Multi-source ingestion
For source-specific fetch, parse, and normalize instructions, read references/ingest_sources.md.
That reference covers all supported source types with concrete CLI commands:
- Twitter / X — fetch tweets, threads, and profile timelines via the
xurl CLI. Use the 6-step research loop (Decompose → Search → Follow Threads → Deep-Dive → Synthesize → Save) for multi-angle topic research.
- LinkedIn — personal data export or page capture via
defuddle or agent-browser.
- Web URLs — clean article extraction via
defuddle, curl+pandoc, or agent-browser for dynamic pages. Supports batch ingestion from a URL list file.
- YouTube — transcript extraction via
yt-dlp --skip-download --write-auto-sub. No download required. Supports single videos and full playlists.
- Research papers and PDFs — text extraction via
pdftotext (poppler), mutool, or Python pdfplumber. Metadata via pdfinfo.
- Images and screenshots — OCR via
tesseract when text content matters; otherwise inspect visually during compilation.
- Plain markdown and text files — direct absorb with frontmatter normalization.
All collected material is saved to raw/YYYY-MM-DD_<source-type>_<slug>.md with a standard frontmatter block before any compilation step.
For the raw/ compilation agent loop and type-detection heuristics when processing a mixed queue of file types, see references/ingest_sources.md#raw-folder-compilation-agent-loop.
Optional automated source collection
If the user wants to pull web content directly into the knowledge base, treat browser automation or scraping as an optional collection layer, not as part of the storage model.
Collection rules:
- Save collected material into
raw/ or the user's equivalent source layer as plain text or markdown when possible.
- Prefer the lightest capture method that preserves the useful content:
- direct markdown or text fetch when the source already exposes a clean format
- clean article extraction for standard web pages
- browser automation only when the page is dynamic, cluttered, or requires an authenticated session
- Do not bind the knowledge base to a single collector. The collector is replaceable; the folder structure and operating manual are the durable part.

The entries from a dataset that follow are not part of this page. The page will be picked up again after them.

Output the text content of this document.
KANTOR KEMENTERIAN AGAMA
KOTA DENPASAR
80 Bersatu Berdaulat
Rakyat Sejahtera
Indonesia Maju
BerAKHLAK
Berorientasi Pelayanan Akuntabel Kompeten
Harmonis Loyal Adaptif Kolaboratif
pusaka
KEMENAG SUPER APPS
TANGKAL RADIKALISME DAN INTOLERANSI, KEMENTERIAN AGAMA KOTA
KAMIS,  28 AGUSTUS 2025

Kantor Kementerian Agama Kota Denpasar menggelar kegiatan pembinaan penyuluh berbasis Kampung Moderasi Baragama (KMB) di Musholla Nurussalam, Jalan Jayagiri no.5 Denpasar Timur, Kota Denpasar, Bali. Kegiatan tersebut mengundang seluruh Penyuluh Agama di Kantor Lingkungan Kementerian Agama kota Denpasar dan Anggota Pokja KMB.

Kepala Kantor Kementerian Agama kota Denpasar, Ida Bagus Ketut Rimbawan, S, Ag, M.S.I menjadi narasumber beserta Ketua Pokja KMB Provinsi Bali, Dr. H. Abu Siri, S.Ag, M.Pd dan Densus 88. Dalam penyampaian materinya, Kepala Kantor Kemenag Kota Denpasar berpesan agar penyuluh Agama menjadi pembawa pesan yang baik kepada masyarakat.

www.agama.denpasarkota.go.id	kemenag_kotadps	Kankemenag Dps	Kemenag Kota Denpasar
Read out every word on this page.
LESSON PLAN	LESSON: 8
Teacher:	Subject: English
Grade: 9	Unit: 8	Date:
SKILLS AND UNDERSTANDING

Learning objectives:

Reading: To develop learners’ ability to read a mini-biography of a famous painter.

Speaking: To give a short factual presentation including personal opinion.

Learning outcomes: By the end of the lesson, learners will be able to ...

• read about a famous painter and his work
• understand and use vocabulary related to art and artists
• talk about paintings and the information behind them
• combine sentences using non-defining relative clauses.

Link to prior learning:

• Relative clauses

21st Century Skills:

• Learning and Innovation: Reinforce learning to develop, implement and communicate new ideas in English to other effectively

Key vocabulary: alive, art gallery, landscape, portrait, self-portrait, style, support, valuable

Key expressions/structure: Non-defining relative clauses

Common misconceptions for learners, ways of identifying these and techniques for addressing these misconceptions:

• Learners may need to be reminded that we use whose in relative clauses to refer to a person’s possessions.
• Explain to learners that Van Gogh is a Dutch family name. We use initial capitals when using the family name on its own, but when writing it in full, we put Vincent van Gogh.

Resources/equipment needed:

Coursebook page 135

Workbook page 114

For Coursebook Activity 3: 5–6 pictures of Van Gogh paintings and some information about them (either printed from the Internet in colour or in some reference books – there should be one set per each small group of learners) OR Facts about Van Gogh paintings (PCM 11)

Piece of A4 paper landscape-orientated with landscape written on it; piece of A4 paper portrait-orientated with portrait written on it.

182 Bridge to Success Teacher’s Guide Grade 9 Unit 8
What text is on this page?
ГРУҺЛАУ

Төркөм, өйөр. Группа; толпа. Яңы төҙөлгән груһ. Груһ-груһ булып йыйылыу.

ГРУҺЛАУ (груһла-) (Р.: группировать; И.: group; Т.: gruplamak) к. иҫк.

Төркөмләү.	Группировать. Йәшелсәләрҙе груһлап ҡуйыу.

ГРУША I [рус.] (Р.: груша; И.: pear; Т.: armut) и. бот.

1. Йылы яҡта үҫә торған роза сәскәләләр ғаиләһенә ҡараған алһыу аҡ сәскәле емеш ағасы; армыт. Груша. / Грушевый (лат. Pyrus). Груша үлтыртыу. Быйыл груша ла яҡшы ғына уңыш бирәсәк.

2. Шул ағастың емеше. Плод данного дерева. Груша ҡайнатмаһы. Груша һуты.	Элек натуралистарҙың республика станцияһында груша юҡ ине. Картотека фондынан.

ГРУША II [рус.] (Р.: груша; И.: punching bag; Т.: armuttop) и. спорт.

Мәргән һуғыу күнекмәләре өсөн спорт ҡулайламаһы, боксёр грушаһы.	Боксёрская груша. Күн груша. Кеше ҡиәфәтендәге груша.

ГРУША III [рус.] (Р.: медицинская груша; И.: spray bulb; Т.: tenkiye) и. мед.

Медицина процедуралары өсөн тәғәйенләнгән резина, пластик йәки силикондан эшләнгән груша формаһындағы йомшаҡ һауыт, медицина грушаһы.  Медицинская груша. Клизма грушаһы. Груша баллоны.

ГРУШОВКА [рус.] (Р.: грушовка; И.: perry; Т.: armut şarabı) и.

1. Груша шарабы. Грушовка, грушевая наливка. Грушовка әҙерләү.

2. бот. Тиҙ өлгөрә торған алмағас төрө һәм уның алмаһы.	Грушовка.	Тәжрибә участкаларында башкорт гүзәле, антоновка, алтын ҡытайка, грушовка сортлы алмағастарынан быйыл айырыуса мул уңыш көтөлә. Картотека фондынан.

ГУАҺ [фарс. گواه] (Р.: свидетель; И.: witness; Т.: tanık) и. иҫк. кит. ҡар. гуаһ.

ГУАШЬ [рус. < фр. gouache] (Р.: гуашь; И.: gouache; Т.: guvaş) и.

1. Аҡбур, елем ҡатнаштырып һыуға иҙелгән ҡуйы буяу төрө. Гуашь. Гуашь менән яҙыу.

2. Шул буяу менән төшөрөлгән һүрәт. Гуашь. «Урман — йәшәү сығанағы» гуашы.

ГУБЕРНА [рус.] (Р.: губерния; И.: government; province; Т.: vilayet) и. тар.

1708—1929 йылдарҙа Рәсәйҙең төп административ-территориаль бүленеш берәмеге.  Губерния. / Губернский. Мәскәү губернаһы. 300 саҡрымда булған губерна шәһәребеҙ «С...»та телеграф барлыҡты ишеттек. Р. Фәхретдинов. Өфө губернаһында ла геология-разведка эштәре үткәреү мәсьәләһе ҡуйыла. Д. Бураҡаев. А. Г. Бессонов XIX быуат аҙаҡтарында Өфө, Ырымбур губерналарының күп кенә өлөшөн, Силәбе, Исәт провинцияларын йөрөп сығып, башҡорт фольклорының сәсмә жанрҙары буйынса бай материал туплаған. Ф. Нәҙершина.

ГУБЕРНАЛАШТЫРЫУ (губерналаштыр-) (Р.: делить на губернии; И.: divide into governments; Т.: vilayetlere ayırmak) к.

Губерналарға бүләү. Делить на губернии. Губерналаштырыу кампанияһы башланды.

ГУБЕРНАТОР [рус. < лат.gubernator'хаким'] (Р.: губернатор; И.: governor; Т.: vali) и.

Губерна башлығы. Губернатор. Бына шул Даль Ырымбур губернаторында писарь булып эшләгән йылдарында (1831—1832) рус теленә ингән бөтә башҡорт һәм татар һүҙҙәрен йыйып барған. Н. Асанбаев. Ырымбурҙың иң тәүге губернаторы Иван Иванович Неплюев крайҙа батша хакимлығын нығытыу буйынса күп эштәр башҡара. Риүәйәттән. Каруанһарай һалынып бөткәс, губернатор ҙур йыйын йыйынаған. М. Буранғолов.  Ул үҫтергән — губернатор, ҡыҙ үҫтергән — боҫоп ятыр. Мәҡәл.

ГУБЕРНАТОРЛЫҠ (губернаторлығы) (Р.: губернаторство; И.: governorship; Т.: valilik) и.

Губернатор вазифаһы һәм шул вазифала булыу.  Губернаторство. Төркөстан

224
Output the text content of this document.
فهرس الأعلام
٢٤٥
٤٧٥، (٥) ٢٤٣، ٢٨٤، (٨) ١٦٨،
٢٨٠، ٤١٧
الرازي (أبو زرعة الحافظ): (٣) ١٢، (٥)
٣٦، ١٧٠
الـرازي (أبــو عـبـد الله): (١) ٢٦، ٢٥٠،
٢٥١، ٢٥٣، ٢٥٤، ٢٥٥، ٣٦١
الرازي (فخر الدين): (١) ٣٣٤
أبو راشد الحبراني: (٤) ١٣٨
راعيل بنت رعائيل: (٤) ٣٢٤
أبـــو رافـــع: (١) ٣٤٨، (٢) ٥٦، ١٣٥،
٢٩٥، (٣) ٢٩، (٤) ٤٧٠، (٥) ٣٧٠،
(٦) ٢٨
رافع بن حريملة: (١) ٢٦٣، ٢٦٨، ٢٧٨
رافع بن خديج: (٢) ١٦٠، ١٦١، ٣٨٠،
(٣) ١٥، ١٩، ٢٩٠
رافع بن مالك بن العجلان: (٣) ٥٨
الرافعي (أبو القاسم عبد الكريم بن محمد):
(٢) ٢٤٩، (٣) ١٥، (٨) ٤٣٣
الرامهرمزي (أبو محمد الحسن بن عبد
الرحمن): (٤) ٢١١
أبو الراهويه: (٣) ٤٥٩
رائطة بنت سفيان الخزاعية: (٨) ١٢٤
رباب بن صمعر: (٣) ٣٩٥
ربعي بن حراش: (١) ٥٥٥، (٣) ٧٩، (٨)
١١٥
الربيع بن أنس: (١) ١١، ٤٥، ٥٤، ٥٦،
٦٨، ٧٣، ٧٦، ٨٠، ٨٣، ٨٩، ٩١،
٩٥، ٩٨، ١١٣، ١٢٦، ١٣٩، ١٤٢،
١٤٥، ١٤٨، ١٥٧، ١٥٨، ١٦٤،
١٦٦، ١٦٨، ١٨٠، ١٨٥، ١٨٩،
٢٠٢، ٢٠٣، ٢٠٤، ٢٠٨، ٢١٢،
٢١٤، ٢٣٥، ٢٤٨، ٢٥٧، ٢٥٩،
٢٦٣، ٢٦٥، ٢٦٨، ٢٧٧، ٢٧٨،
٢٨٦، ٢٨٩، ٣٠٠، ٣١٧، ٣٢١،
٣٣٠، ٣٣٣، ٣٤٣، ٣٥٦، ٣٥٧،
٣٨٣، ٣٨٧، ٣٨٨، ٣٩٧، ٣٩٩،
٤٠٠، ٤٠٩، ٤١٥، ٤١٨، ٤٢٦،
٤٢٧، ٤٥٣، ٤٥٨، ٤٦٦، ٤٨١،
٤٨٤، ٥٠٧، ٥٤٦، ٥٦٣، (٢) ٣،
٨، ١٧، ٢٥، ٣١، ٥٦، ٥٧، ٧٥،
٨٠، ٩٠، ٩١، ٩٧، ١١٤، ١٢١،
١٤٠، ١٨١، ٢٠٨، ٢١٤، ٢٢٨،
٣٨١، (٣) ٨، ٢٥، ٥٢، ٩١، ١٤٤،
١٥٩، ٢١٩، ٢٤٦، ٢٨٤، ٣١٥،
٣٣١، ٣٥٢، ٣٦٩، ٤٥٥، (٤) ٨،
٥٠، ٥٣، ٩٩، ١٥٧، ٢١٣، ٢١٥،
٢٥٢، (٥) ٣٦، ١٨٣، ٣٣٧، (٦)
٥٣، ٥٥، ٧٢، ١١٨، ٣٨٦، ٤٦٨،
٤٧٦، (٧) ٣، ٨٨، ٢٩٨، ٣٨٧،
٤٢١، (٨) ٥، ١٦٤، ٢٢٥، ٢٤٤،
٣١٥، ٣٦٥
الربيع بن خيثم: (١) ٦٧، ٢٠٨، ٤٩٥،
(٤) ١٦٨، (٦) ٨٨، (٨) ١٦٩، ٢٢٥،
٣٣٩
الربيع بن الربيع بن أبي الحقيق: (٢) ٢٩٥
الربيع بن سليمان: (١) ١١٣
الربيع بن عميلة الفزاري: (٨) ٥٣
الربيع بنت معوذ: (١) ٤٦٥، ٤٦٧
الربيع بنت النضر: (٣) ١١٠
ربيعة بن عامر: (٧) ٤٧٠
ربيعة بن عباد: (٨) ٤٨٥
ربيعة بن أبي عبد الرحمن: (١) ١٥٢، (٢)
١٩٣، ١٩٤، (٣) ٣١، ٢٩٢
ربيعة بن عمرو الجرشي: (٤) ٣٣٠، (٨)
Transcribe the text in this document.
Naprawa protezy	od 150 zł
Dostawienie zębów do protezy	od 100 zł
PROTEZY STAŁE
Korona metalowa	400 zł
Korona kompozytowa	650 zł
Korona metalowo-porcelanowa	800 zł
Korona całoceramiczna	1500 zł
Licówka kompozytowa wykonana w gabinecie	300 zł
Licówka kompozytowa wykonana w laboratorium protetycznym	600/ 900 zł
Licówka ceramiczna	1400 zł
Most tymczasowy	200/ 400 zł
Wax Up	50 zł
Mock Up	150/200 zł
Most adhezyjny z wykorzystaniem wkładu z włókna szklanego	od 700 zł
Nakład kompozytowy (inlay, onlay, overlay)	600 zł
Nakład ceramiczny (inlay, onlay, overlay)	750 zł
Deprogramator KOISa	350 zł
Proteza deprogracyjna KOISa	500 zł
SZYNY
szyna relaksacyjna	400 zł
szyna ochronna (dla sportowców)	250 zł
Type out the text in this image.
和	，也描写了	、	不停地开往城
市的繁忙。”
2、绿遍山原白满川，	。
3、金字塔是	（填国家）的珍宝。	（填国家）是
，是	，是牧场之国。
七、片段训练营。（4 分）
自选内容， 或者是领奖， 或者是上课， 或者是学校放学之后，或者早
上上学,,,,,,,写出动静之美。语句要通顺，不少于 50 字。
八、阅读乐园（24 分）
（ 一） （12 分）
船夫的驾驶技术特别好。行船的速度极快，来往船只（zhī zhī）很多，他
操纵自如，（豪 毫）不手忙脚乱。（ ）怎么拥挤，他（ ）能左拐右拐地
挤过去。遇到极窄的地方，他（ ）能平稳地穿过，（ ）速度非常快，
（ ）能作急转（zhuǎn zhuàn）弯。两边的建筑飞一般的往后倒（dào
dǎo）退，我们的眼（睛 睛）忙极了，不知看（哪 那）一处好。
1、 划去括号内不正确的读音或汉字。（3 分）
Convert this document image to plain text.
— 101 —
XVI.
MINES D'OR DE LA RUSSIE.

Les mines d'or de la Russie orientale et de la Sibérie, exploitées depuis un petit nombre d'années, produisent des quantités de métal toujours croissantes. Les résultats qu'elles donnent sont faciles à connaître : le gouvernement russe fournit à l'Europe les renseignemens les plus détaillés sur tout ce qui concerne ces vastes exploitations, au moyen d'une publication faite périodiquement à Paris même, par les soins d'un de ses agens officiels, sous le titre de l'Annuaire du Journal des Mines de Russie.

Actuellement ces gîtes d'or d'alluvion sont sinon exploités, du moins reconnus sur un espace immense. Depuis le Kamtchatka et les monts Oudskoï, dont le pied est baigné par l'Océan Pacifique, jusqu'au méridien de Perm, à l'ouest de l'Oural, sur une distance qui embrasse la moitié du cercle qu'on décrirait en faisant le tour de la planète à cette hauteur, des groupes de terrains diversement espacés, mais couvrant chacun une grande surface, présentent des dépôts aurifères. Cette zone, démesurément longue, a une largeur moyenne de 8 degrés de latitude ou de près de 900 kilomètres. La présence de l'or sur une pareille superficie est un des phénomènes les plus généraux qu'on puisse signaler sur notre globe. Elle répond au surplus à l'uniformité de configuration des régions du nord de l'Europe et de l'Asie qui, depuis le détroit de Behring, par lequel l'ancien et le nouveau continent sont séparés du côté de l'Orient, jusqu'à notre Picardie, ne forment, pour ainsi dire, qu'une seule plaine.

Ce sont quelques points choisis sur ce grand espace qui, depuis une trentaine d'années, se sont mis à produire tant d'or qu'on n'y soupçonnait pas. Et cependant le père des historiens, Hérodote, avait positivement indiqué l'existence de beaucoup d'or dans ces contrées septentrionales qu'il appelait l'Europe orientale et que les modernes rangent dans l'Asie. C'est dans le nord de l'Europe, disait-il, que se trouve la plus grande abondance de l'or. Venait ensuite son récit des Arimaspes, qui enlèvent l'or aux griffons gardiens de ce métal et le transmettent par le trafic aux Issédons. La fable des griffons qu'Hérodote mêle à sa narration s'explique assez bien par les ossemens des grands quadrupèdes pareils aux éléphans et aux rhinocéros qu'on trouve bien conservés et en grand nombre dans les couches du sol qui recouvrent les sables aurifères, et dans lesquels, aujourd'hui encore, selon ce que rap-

For standard public web pages, prefer a clean markdown extractor before heavier browser automation. If defuddle or an equivalent cleaner is available, this is a good pattern:
defuddle parse https://example.com/article --md -o raw/2026-04-12_example-article.md
Treat that file as a captured source in raw/, then run normal absorb or compile steps against it. Clear or archive it afterward when the brain's retention rule says raw/ should stay transient. If the source is already a .md file, fetch it directly instead of reprocessing it through an extractor.
If the environment supports agent-browser and the user wants a concrete CLI option, this is a reasonable example:
npm install -g agent-browser
agent-browser install
Typical flow:
agent-browser open https://example.com/article
agent-browser get text "article"
Use this kind of workflow to extract the page text, then save the result into raw/ for normal ingest. If another browser automation tool or scraper is already available, adapt to it instead of forcing agent-browser.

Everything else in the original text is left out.